Лучшие годы жизни (СИ)
– У Моники выяснить? Что ж, прощупаю.
– Теперь вот что, Юра, – Миша сделался подчёркнуто серьёзным. – Старик распорядился, чтобы никто из наших не появлялся в ближайшее время в Мадриде.
– Почему?
– У нас там закеросинило.
– В каком смысле?
– Крот, – Миша многозначительно причмокнул губами. – Кто-то из посольских, но вроде не из нашей конторы.
– Почему так думаете?
Миша вздохнул. Похоже, ему не хотелось вдаваться в детали, но он заговорил:
– Мы нашли зажигалку. В неё вделан фотоаппарат с микрочипом. Всякая кодировка натыркана, чтобы посторонние не могли вскрыть, но ребята в Центре быстро раскупорили секретку.
– И что?
– Там отснято много кабинетов, много сотрудников. Но ни одного помещения резидентуры.
– То есть фотограф не имел доступа к нашим кабинетам?
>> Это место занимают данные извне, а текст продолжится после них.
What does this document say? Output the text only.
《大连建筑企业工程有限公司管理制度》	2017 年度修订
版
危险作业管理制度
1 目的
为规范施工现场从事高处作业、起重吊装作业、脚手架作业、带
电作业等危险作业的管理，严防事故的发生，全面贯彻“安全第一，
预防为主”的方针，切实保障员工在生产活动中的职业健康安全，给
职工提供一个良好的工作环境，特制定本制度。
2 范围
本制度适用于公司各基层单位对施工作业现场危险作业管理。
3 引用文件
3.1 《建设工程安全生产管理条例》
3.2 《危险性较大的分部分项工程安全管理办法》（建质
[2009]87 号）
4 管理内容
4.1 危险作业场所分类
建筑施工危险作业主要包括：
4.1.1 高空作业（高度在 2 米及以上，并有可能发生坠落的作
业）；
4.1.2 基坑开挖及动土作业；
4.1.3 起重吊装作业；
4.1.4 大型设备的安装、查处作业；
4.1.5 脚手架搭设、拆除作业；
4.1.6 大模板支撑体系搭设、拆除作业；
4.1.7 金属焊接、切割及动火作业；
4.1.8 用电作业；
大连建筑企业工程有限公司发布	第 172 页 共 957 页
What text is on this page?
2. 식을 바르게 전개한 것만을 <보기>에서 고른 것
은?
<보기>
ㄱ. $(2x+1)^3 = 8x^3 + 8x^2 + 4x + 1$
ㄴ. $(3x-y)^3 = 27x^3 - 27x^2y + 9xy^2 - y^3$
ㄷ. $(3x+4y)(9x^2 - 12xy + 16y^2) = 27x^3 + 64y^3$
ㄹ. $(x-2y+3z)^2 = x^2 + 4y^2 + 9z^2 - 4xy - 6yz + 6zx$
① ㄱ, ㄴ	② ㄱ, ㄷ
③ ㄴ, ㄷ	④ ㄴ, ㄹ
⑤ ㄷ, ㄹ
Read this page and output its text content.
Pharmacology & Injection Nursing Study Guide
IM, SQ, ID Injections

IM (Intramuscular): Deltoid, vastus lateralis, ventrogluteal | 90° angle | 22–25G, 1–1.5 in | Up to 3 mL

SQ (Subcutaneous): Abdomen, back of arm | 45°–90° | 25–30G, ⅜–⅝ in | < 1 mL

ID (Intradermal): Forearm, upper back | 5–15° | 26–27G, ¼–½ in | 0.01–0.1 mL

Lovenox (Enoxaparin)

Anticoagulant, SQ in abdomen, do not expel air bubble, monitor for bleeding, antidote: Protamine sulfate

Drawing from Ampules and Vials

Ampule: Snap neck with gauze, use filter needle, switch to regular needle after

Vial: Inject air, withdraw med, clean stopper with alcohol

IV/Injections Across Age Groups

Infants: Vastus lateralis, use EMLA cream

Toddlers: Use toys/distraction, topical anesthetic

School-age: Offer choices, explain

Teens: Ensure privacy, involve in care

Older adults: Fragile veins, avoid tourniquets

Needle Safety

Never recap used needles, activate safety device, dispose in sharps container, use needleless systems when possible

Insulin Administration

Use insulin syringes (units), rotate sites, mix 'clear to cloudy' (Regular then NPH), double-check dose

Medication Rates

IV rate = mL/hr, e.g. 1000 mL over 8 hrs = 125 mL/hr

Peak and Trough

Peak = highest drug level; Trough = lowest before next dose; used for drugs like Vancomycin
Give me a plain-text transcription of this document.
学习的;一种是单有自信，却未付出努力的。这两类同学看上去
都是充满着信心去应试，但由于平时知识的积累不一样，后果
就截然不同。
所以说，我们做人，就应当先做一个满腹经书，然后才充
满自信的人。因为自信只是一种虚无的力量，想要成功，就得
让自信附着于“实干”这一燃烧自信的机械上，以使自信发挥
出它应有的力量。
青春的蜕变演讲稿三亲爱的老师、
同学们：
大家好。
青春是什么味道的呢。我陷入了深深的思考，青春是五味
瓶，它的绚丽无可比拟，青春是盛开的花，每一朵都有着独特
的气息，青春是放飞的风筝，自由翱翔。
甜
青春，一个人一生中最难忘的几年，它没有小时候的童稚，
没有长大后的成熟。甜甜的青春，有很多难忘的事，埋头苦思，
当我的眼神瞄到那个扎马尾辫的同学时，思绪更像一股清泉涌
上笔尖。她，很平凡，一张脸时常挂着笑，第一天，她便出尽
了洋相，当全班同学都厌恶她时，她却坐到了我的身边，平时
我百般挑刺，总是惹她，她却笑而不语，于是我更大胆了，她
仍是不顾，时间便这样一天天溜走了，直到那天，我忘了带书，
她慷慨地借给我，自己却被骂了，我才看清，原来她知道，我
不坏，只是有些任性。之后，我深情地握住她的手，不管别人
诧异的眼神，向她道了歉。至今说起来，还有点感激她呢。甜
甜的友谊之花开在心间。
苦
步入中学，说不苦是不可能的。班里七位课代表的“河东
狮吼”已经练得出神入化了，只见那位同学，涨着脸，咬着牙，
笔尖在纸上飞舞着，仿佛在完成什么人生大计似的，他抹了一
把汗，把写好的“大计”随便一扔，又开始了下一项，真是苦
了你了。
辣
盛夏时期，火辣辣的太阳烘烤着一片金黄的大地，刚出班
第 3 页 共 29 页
– Именно так. Возможно, это вообще первое его задание. Слишком уж много там бесполезных кадров, – сказал Миша. – Недавно была большая делегация из Москвы. Мог быть кто-то из них. Но не исключаются и сотрудники посольства. Лично у меня Морозов вызывает определённое беспокойство. Эта его поездка на виллу Хименеса в обществе мистера Уоллиса… Так или иначе, крот сейчас обязательно затаится: потерять такую зажигалку – сам понимаешь. Но Старик велел, чтобы никто из «иногородних» сейчас в Мадрид не приезжал. Что касается Уоллиса, то прокачай, что его сейчас интересует…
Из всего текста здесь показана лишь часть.